— Катя, моя дочь, — потеплел Чуприянов. — Знакомься, Катюха: академик Петраков. Из Москвы. Слышала о таком?
— Николай Яковлевич, — сказал Петраков, протягивая руку.
— А клюква где? — Чуприянов по-хозяйски оглядел стол.
— Где ж ей быть, если не в холодильнике?
По тому, как это было сказано, по улыбке, вдруг осветившей её лицо, Петраков понял, что Катя ужасно любит отца.
Клюквой оказалась водка, настоянная на ягодах.

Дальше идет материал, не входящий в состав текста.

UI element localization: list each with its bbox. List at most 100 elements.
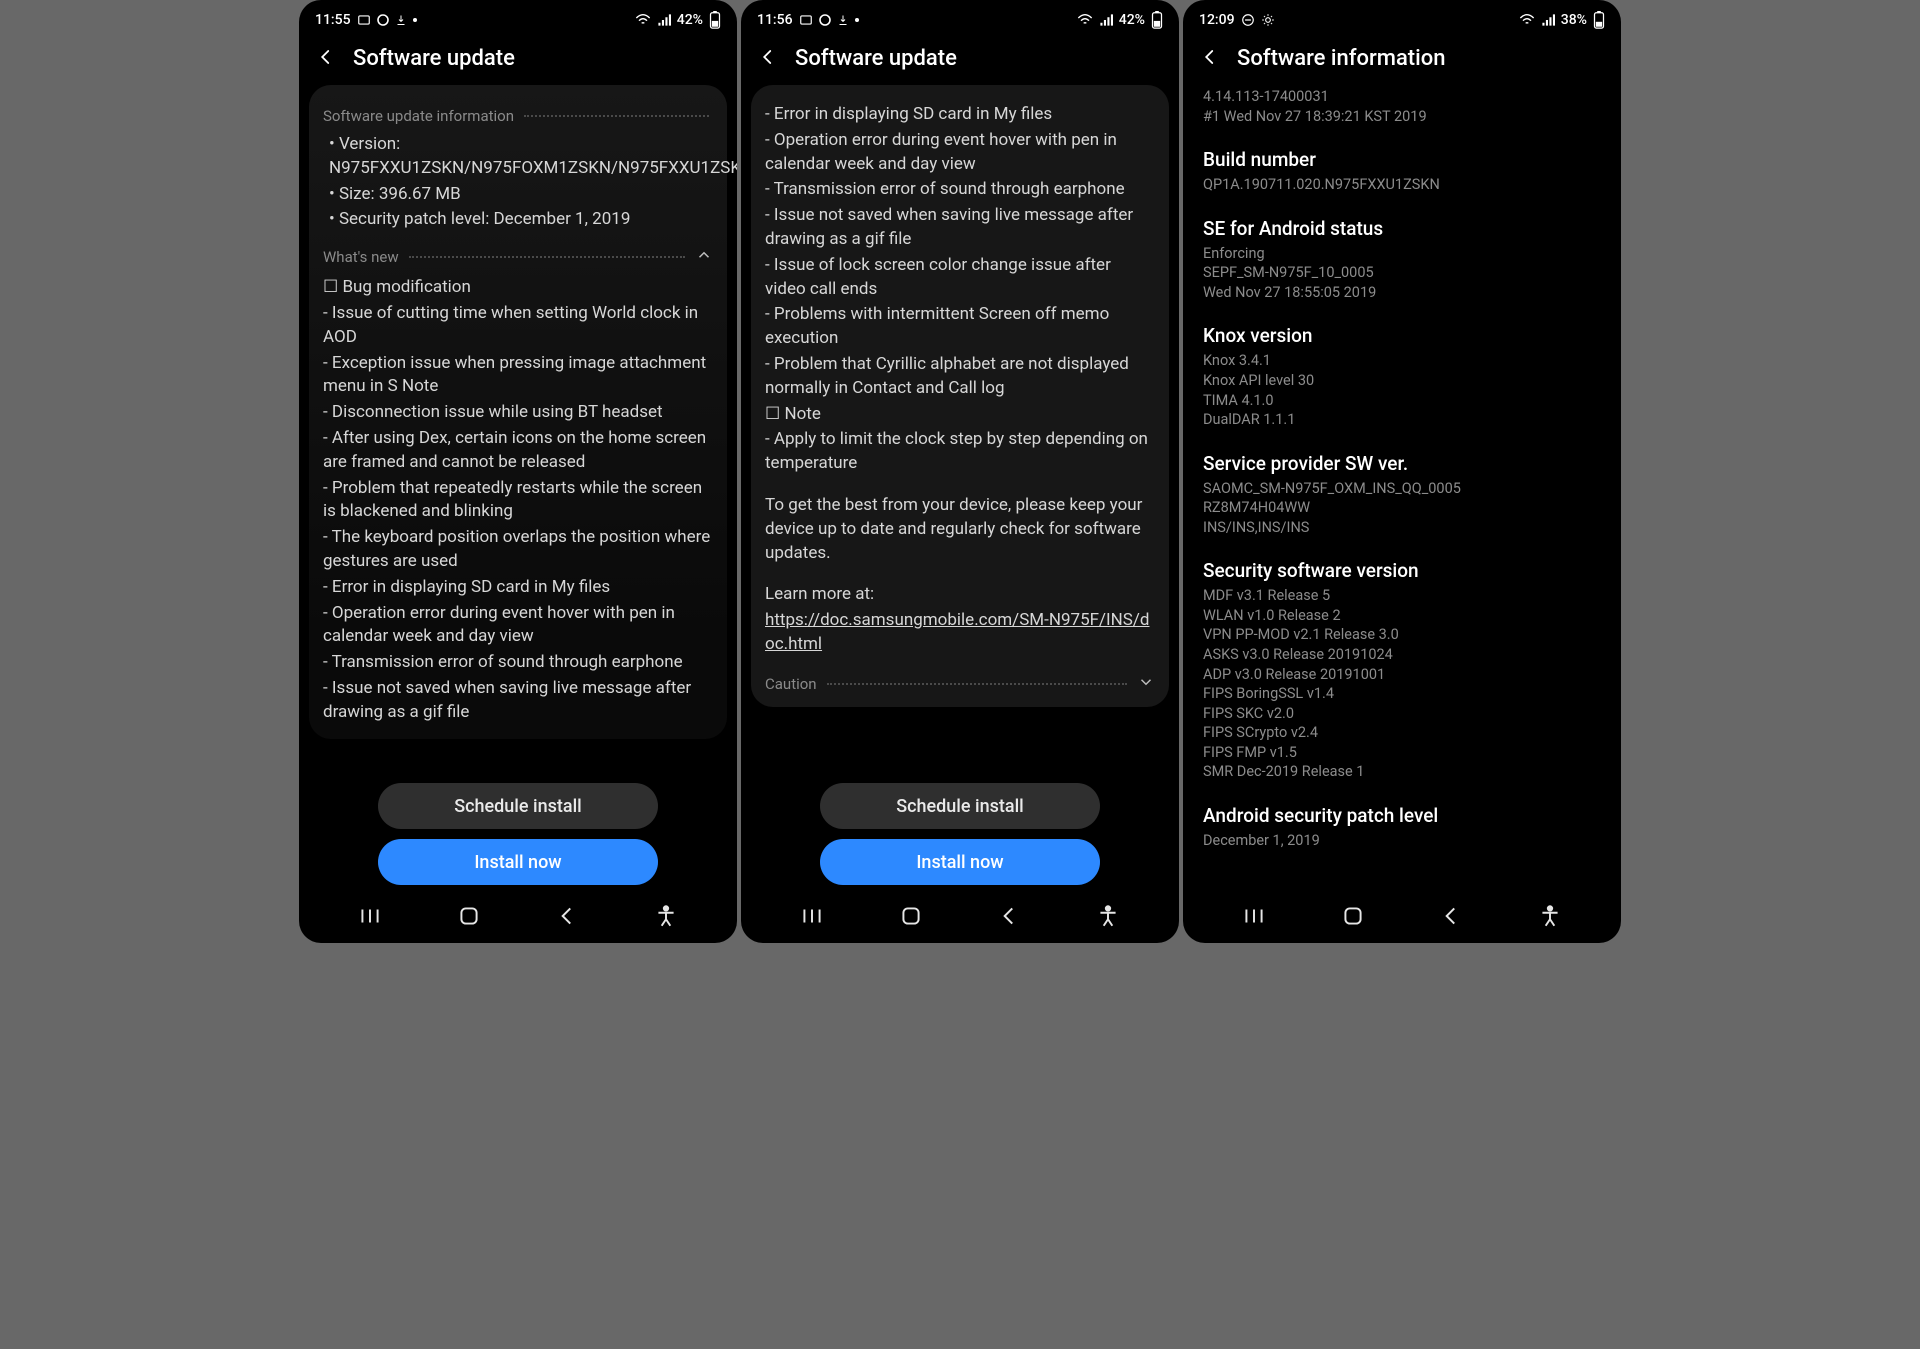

— А вот другой пример, возвращаясь к Горбачеву, — сказал Петраков, подставляя руки под крошечную струйку воды в умывальнике. — Восемьдесят шестой, лето, Целиноград. Доказываем Горбачеву: если хлеб — двенадцать копеек батон, даже восемнадцать, берем дороже, селянин будет кормить скотину только хлебом, потому что силос и комбикорма — в два раза дороже. Но хлеб-то мы каждый год закупаем в Канаде; докатились до того, что на зерно уходит миллиард! Яковлев, помню, Александр Николаевич, вписал ему в доклад небольшой абзац: поднимаем цены на семь копеек за булку. На следующий день до обеда Горбачев выступает перед народом. О хлебе — ни гу-гу. Исчез абзац, как корова слизала! Мы — к Горбачеву: что происходит, Михаил Сергеевич? Молчит Горбачев, в глаза не глядит. Вдруг — Раиса Максимовна… она не говорила, а как бы пела, да: Александр Николаевич, Николай Яковлевич… не может же Михаил Сергеевич войти в историю… как Генеральный секретарь, который повысил цены на хлеб…
— Вот баба! — вырвалось у Чуприянова. — С борща начинаем? Я вообще-то приказал Катюшке подавать на закуску горячую картошку, чтоб все помнили, кто мы и откуда…
— Картошка — это замечательно, — протянул Петраков, — картошка — это всегда хорошо… Ваше здоровье, Иван Михайлович!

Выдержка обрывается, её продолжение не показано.